Using Copilot with These Files: Chat and CLI

In Copilot Chat (Browser or VS Code)

Scenario: You're in a repo and you open Copilot chat.

You: write a PR description

Copilot reads .github/copilot-instructions.md and picks up things like:

  • PR title format
  • Required sections
  • Review expectations

Result: the draft is much more likely to match the repo's stored rules.

Scenario 2: You want the specialist reviewer.

You: use the archie agent to review my API changes

Depending on the surface, you might select archie in the agent picker, use /agent in Copilot CLI, or reference it naturally in chat. The important part is the same: the agent file gives that review task its own scope and constraints.

In Copilot CLI

Scenario: You're working locally and you want a code review from the terminal.

copilot
/review focus on bugs and security issues in my current changes

GitHub documents /review as the CLI code review path in its Copilot CLI docs and agentic code review guide. This is the replacement for the old gh copilot pr-review mental model I had in my head.

Scenario 2: You want to trigger the remote GitHub Actions reviewer from your terminal.

gh workflow run archie.md -f item_number=42

That command is a remote workflow dispatch through GitHub CLI, not local Copilot behavior. Azure's reviewer workflows expose workflow_dispatch with an item_number input in archie.md, so gh can start the run on GitHub.


Decision Table: Which File for What?

Decision tree for placing work in instructions, agents, skills, prompts, or workflows

This placement tree turns the file choice into a routing problem: match the task shape, then drop it in the right folder.

I need to...Put it in...Why
Set coding standardsCopilot instructionsAlways-on, repo-wide governance
Require testing notes on all PRsCopilot instructionsIt's a rule, not a workflow
Automate PR review on labelsWorkflows + reviewer definitionsLabels are a GitHub Actions trigger, and the reviewer needs its own scope
Store detailed architecture patternsPrompt docsToo bulky for baseline instructions; reviewers can load them when needed
Make code generation or verification repeatableSkillsCopilot can load the packaged workflow when the task matches
Handle a one-time taskChatSome work doesn't need a file at all

Minimal Repo Setup

If I'm starting fresh and I don't want to overengineer this, I keep it boring.

Minimal viable setup:

  • .github/copilot-instructions.md (recommended baseline)
  • No agents yet unless I have a recurring specialist task
  • No skills yet unless I keep repeating the same workflow
  • No prompt docs yet unless the task-specific context is making the instructions file noisy

As the repo grows:

  • Add agents when a task needs its own tool restrictions or review charter
  • Add skills when a workflow deserves packaging
  • Add prompt docs when a reviewer or task needs deeper context than the baseline file should carry

Start minimal, then add layers only when each layer removes confusion.


How to Find Examples in Real Repos

Here are the examples I would study first.
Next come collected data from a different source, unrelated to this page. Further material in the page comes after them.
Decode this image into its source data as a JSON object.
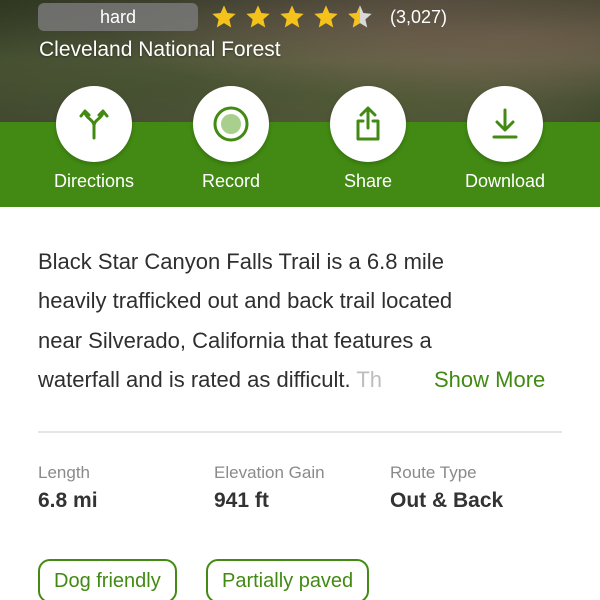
{
  "header": {
    "difficulty": "hard",
    "rating": 4.5,
    "rating_count": "(3,027)",
    "park_name": "Cleveland National Forest"
  },
  "actions": [
    {
      "label": "Directions",
      "icon": "directions-icon"
    },
    {
      "label": "Record",
      "icon": "record-icon"
    },
    {
      "label": "Share",
      "icon": "share-icon"
    },
    {
      "label": "Download",
      "icon": "download-icon"
    }
  ],
  "description": {
    "lines": [
      "Black Star Canyon Falls Trail is a 6.8 mile",
      "heavily trafficked out and back trail located",
      "near Silverado, California that features a",
      "waterfall and is rated as difficult. "
    ],
    "truncated_fragment": "Th",
    "show_more_label": "Show More"
  },
  "stats": [
    {
      "label": "Length",
      "value": "6.8 mi"
    },
    {
      "label": "Elevation Gain",
      "value": "941 ft"
    },
    {
      "label": "Route Type",
      "value": "Out & Back"
    }
  ],
  "tags": [
    "Dog friendly",
    "Partially paved"
  ],
  "colors": {
    "accent": "#428a13",
    "star": "#f5c21b",
    "text": "#2f2f2f",
    "muted": "#8a8a8a"
  }
}
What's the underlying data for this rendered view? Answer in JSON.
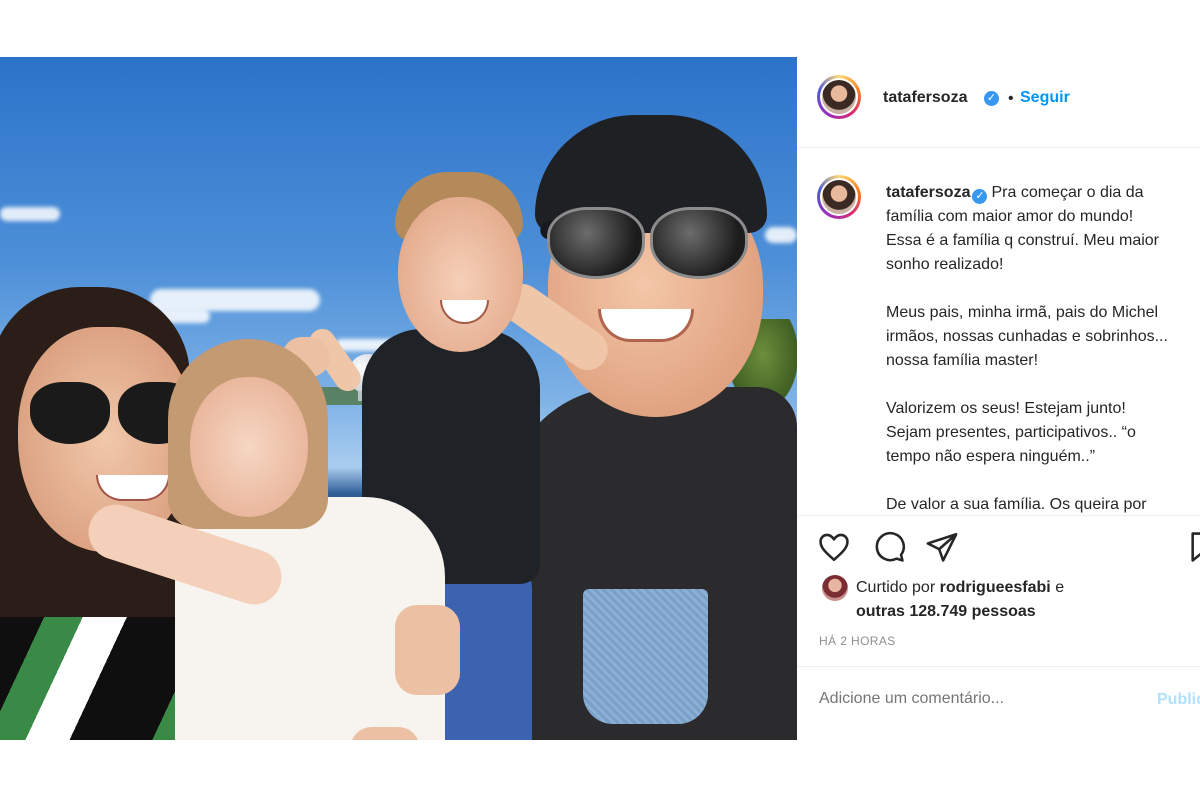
{
  "post": {
    "username": "tatafersoza",
    "verified_symbol": "✓",
    "separator": "•",
    "follow_label": "Seguir",
    "caption_paragraphs": [
      [
        "Pra começar o dia da",
        "família com maior amor do mundo!",
        "Essa é a família q construí. Meu maior",
        "sonho realizado!"
      ],
      [
        "Meus pais, minha irmã, pais do Michel",
        "irmãos, nossas cunhadas e sobrinhos...",
        "nossa família master!"
      ],
      [
        "Valorizem os seus! Estejam junto!",
        "Sejam presentes, participativos.. “o",
        "tempo não espera ninguém..”"
      ],
      [
        "De valor a sua família. Os queira por"
      ]
    ],
    "liked_by_prefix": "Curtido por",
    "liked_by_user": "rodrigueesfabi",
    "liked_by_and": "e",
    "likes_others": "outras 128.749 pessoas",
    "timestamp": "HÁ 2 HORAS",
    "comment_placeholder": "Adicione um comentário...",
    "publish_label": "Publicar"
  },
  "icons": [
    "heart-icon",
    "comment-icon",
    "share-icon",
    "save-icon"
  ],
  "colors": {
    "link": "#0095f6",
    "verified": "#3897f0",
    "muted": "#8e8e8e",
    "publish_disabled": "#b2dffc"
  }
}
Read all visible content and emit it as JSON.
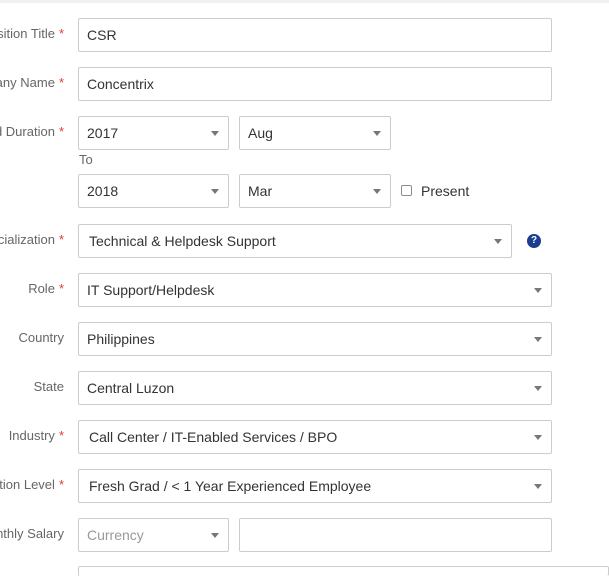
{
  "form": {
    "position_title": {
      "label": "Position Title",
      "value": "CSR"
    },
    "company_name": {
      "label": "Company Name",
      "value": "Concentrix"
    },
    "joined_duration": {
      "label": "Joined Duration",
      "start_year": "2017",
      "start_month": "Aug",
      "to_label": "To",
      "end_year": "2018",
      "end_month": "Mar",
      "present_label": "Present",
      "present_checked": false
    },
    "specialization": {
      "label": "Specialization",
      "value": "Technical & Helpdesk Support",
      "help_icon": "question-circle-icon"
    },
    "role": {
      "label": "Role",
      "value": "IT Support/Helpdesk"
    },
    "country": {
      "label": "Country",
      "value": "Philippines"
    },
    "state": {
      "label": "State",
      "value": "Central Luzon"
    },
    "industry": {
      "label": "Industry",
      "value": "Call Center / IT-Enabled Services / BPO"
    },
    "position_level": {
      "label": "Position Level",
      "value": "Fresh Grad / < 1 Year Experienced Employee"
    },
    "monthly_salary": {
      "label": "Monthly Salary",
      "currency_placeholder": "Currency",
      "amount_value": ""
    }
  },
  "colors": {
    "required": "#e53935",
    "border": "#cccccc",
    "label": "#666666",
    "help_icon": "#1a3d8f"
  }
}
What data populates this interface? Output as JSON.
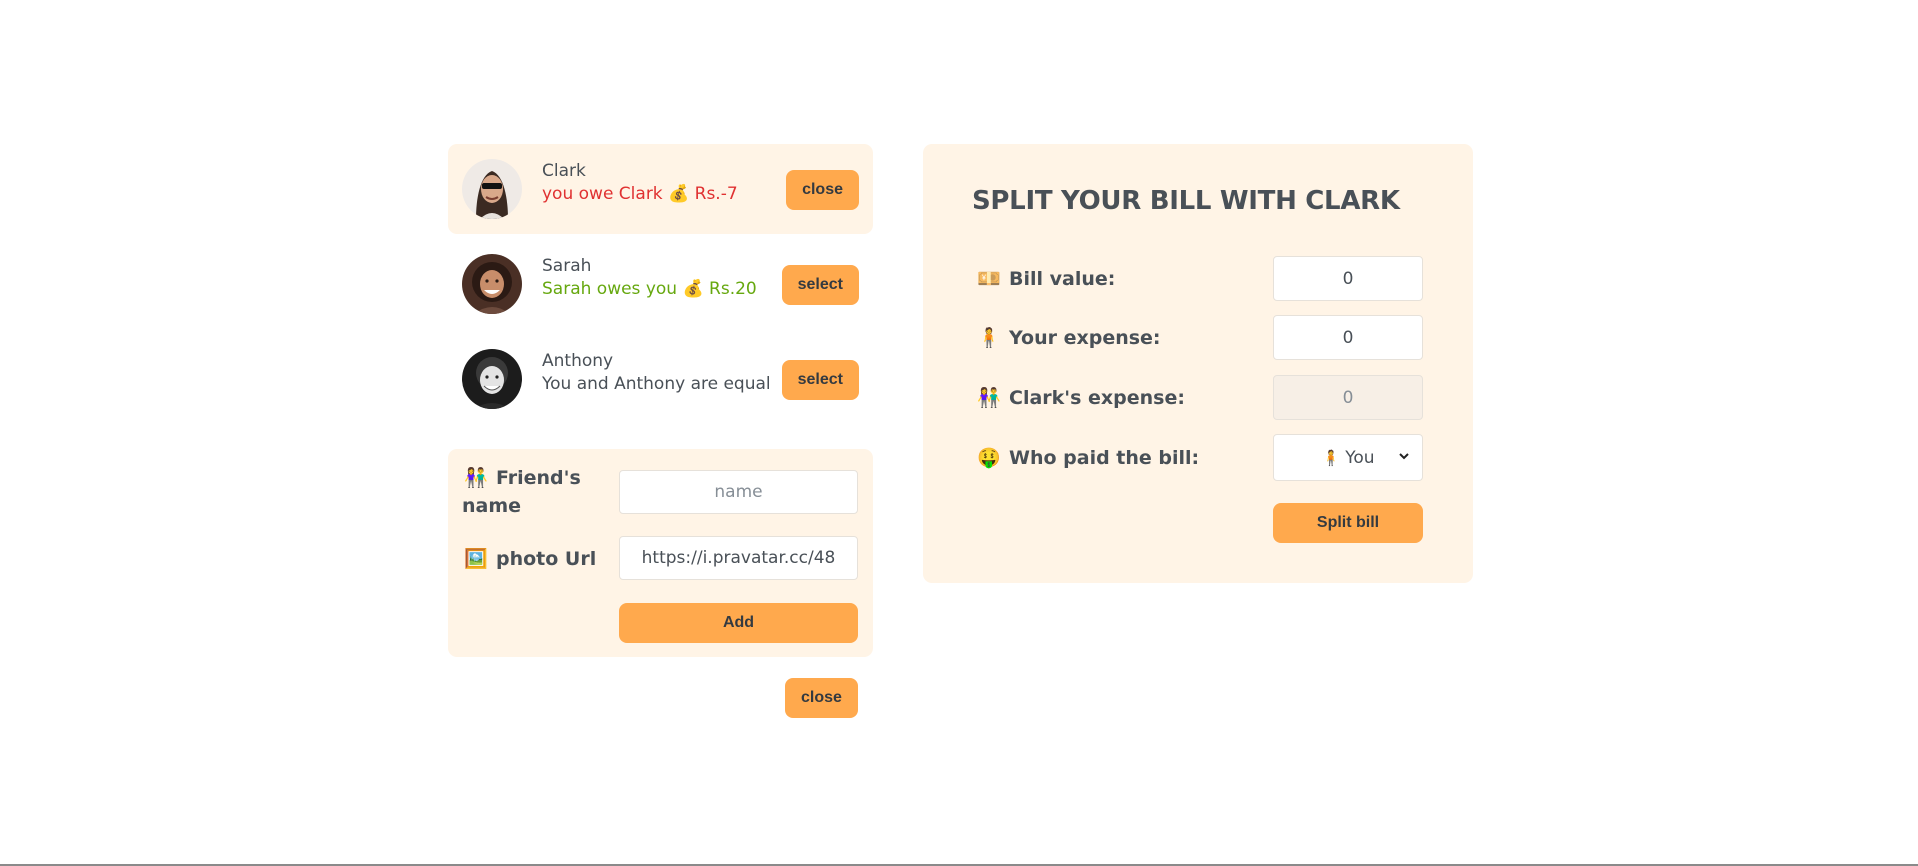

Azure SDK for JavaScript — the clearest end-to-end example I found

Microsoft MCP — a readable baseline instructions file

GitHub gh-aw — a good example of repo-local workflow guidance that looks prompt-like

Vercel Next.js — useful for skill design patterns


The One-Sentence Rule

Woman viewing four landscape paintings on a wall — the same mountain at sunrise, noon, rain, and sunset — representing the config files seen from different angles

If I'm stuck deciding where something belongs, this is still the fastest check I know:

  • If it reads like a rule, put it in instructions.
  • If it reads like a reusable workflow, put it in a skill.
  • If it reads like task-specific context, put it in a prompt doc or prompt file.
  • If it has to run on GitHub events, put it in a workflow.